I do hope that the OP has figured this out in more than four years, but since I found the question future people will also, so just for future reference here we go.
1) I'd indeed use a theorem like that, because otherwise proving this would get pretty complicated which is most of the time not intended, except for the 'do it once in your lifetime' sort of question.
2) First, think of what this is. It is a cylinder, which is bounded on two sides by the sphere. So it may be a good idea to use cylindrical coordinates $r,\theta,y$ where $r$ denotes the radius of the cylinder, $\theta$ the angle to some reference line perpendicular to the cylinder axis and $y$ the height (because the cylinder axis is the $y$-axis).
We now figure out what the boundaries will be for $r,\theta,y$ with the volume we have.
- $0 \le \theta \le 2\pi$ because this is a full cylinder.

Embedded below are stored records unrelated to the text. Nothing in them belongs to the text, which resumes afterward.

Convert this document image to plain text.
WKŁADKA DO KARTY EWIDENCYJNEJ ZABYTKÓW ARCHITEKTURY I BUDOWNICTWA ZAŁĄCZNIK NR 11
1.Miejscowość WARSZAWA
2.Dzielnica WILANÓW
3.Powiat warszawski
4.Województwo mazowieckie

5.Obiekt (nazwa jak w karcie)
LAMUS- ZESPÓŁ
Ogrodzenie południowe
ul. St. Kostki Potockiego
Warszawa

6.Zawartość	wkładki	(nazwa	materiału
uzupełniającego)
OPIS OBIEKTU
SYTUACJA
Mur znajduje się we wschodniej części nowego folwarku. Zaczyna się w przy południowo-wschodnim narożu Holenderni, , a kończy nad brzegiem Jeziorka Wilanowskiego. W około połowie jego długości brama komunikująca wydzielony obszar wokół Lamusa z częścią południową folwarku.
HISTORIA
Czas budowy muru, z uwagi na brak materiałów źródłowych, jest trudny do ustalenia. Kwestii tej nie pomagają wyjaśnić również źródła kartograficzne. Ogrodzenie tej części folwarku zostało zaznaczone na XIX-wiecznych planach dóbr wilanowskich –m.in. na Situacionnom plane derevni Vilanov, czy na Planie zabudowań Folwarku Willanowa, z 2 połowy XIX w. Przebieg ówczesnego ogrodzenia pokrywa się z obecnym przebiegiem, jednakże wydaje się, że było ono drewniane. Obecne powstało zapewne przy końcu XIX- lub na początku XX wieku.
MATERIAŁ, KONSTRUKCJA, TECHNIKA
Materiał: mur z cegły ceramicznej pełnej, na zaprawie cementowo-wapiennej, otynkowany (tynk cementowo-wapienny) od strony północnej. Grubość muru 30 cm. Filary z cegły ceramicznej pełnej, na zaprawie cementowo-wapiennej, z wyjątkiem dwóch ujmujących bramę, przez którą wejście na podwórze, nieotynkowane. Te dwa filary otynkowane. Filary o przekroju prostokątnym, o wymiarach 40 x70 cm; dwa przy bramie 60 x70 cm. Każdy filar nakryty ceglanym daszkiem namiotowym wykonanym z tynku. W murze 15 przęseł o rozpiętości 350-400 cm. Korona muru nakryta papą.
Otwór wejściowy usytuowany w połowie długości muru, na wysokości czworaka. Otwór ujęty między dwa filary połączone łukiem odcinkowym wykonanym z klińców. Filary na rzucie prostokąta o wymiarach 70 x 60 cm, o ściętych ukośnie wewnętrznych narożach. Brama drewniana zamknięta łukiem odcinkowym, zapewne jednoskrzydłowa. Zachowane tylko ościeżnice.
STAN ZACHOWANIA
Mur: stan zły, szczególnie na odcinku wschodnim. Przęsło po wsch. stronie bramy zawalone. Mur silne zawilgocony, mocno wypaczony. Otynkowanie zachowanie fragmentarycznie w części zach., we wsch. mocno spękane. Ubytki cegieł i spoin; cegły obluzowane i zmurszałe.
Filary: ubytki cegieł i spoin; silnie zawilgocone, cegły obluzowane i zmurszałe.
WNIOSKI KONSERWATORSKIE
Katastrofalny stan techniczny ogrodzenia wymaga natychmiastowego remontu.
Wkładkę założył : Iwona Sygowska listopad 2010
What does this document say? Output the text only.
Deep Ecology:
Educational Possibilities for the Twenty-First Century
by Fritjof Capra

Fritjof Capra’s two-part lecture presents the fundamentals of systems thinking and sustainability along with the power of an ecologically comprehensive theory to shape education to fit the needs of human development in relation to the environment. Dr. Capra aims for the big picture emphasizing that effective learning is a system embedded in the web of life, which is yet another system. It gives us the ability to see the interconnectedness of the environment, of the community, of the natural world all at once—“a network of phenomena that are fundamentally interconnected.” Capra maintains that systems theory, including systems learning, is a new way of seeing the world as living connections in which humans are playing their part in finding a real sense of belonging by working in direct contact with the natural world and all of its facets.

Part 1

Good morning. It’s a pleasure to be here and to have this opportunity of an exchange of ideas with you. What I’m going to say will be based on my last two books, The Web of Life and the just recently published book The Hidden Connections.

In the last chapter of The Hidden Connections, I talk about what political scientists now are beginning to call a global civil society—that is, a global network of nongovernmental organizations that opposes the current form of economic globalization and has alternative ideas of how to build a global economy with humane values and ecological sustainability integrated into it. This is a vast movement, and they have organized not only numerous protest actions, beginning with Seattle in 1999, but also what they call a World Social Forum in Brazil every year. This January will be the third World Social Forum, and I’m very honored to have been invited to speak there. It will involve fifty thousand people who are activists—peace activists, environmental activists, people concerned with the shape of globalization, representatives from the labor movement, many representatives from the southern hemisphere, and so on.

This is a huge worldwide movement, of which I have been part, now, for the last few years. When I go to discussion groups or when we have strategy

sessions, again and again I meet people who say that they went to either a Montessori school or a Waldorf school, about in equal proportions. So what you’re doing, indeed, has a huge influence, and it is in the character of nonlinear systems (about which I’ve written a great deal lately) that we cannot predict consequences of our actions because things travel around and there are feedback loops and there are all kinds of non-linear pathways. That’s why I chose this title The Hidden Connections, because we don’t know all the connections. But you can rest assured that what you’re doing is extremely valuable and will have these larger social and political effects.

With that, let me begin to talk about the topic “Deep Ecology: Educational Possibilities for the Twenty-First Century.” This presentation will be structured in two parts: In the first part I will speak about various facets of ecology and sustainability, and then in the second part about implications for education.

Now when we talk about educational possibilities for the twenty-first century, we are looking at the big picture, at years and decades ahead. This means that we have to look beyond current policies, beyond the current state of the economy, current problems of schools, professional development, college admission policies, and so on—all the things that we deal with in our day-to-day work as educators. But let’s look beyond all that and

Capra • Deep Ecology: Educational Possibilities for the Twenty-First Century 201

- $0 \le r \le 1$ because the radius of our cylinder is one.
- $-\sqrt{4-r^2} \le y \le \sqrt{4-r^2}$. Now this needs some more explanation.

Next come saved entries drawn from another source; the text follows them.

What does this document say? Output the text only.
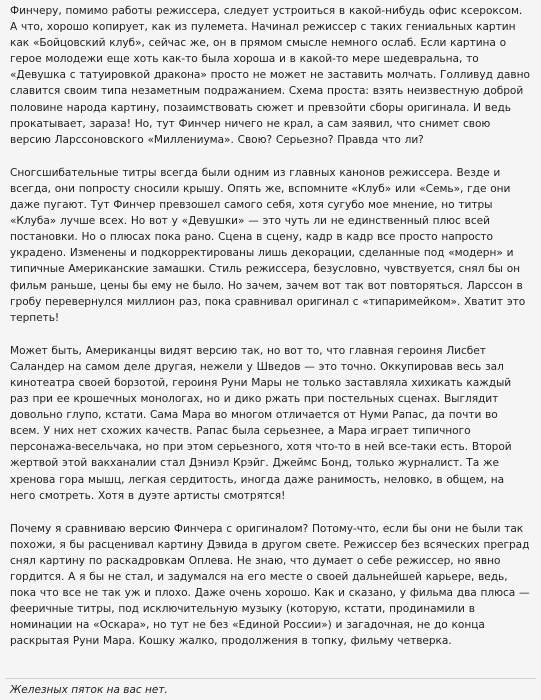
Финчеру, помимо работы режиссера, следует устроиться в какой-нибудь офис ксероксом. А что, хорошо копирует, как из пулемета. Начинал режиссер с таких гениальных картин как «Бойцовский клуб», сейчас же, он в прямом смысле немного ослаб. Если картина о герое молодежи еще хоть как-то была хороша и в какой-то мере шедевральна, то «Девушка с татуировкой дракона» просто не может не заставить молчать. Голливуд давно славится своим типа незаметным подражанием. Схема проста: взять неизвестную доброй половине народа картину, позаимствовать сюжет и превзойти сборы оригинала. И ведь прокатывает, зараза! Но, тут Финчер ничего не крал, а сам заявил, что снимет свою версию Ларссоновского «Миллениума». Свою? Серьезно? Правда что ли?

Сногсшибательные титры всегда были одним из главных канонов режиссера. Везде и всегда, они попросту сносили крышу. Опять же, вспомните «Клуб» или «Семь», где они даже пугают. Тут Финчер превзошел самого себя, хотя сугубо мое мнение, но титры «Клуба» лучше всех. Но вот у «Девушки» — это чуть ли не единственный плюс всей постановки. Но о плюсах пока рано. Сцена в сцену, кадр в кадр все просто напросто украдено. Изменены и подкорректированы лишь декорации, сделанные под «модерн» и типичные Американские замашки. Стиль режиссера, безусловно, чувствуется, снял бы он фильм раньше, цены бы ему не было. Но зачем, зачем вот так вот повторяться. Ларссон в гробу перевернулся миллион раз, пока сравнивал оригинал с «типаримейком». Хватит это терпеть!

Может быть, Американцы видят версию так, но вот то, что главная героиня Лисбет Саландер на самом деле другая, нежели у Шведов — это точно. Оккупировав весь зал кинотеатра своей борзотой, героиня Руни Мары не только заставляла хихикать каждый раз при ее крошечных монологах, но и дико ржать при постельных сценах. Выглядит довольно глупо, кстати. Сама Мара во многом отличается от Нуми Рапас, да почти во всем. У них нет схожих качеств. Рапас была серьезнее, а Мара играет типичного персонажа-весельчака, но при этом серьезного, хотя что-то в ней все-таки есть. Второй жертвой этой вакханалии стал Дэниэл Крэйг. Джеймс Бонд, только журналист. Та же хренова гора мышц, легкая сердитость, иногда даже ранимость, неловко, в общем, на него смотреть. Хотя в дуэте артисты смотрятся!

Почему я сравниваю версию Финчера с оригиналом? Потому-что, если бы они не были так похожи, я бы расценивал картину Дэвида в другом свете. Режиссер без всяческих преград снял картину по раскадровкам Оплева. Не знаю, что думает о себе режиссер, но явно гордится. А я бы не стал, и задумался на его месте о своей дальнейшей карьере, ведь, пока что все не так уж и плохо. Даже очень хорошо. Как и сказано, у фильма два плюса — фееричные титры, под исключительную музыку (которую, кстати, продинамили в номинации на «Оскара», но тут не без «Единой России») и загадочная, не до конца раскрытая Руни Мара. Кошку жалко, продолжения в топку, фильму четверка.

Железных пяток на вас нет.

Our cylinder is bounded on two sides by the boundary of the sphere. The boundary is given by $x^2 + y^2 + z^2 = 4$, so solving for $y$ gives $y = \pm \sqrt{4-x^2-z^2}$. But we know with Pythagoras that $r^2 = x^2 + z^2$ (remember the cylinder is around the $y$-axis), so hence the boundaries.
Now we know the volume will be (you could switch $r$ and $\theta$ if you want) $ \int_0^{2\pi} \int_0^1 \int_{-\sqrt{4-r^2}}^{\sqrt{4-r^2}} r \, \mathrm{d} y \mathrm{d} r \mathrm{d} \theta , $ and we are left with some calculations.
We now have
\begin{align*} \text{Vol}(S) &= \int_0^{2\pi} \int_0^1 \int_{-\sqrt{4-r^2}}^{\sqrt{4-r^2}} r \, \mathrm{d} y \mathrm{d} r \mathrm{d} \theta \\ &= \int_0^{2\pi} \int_0^1 2r \sqrt{4-r^2} \, \mathrm{d} r \mathrm{d} \theta \end{align*} In order to calculate this, we can substitute $u=4-r^2$. We then get $\mathrm{d} u = -2 \mathrm{d} r$, so $\mathrm{d} r = \frac{\mathrm{d} u}{-2r}$. So now, (don't forget to substitute the integral boundaries!) \begin{align*} \text{Vol}(S) &= \int_0^{2\pi} \int_0^1 2r \sqrt{4-r^2} \, \mathrm{d} r \mathrm{d} \theta \\ &= \int_0^{2\pi} \int_4^3 -\sqrt{u} \, \mathrm{d} u \mathrm{d} \theta \\ &= \int_0^{2\pi} \frac{16}{3}-2 \sqrt{3} \, \mathrm{d} \theta \\ &= \frac{4 \pi}{3}(8-3 \sqrt{3}). \end{align*}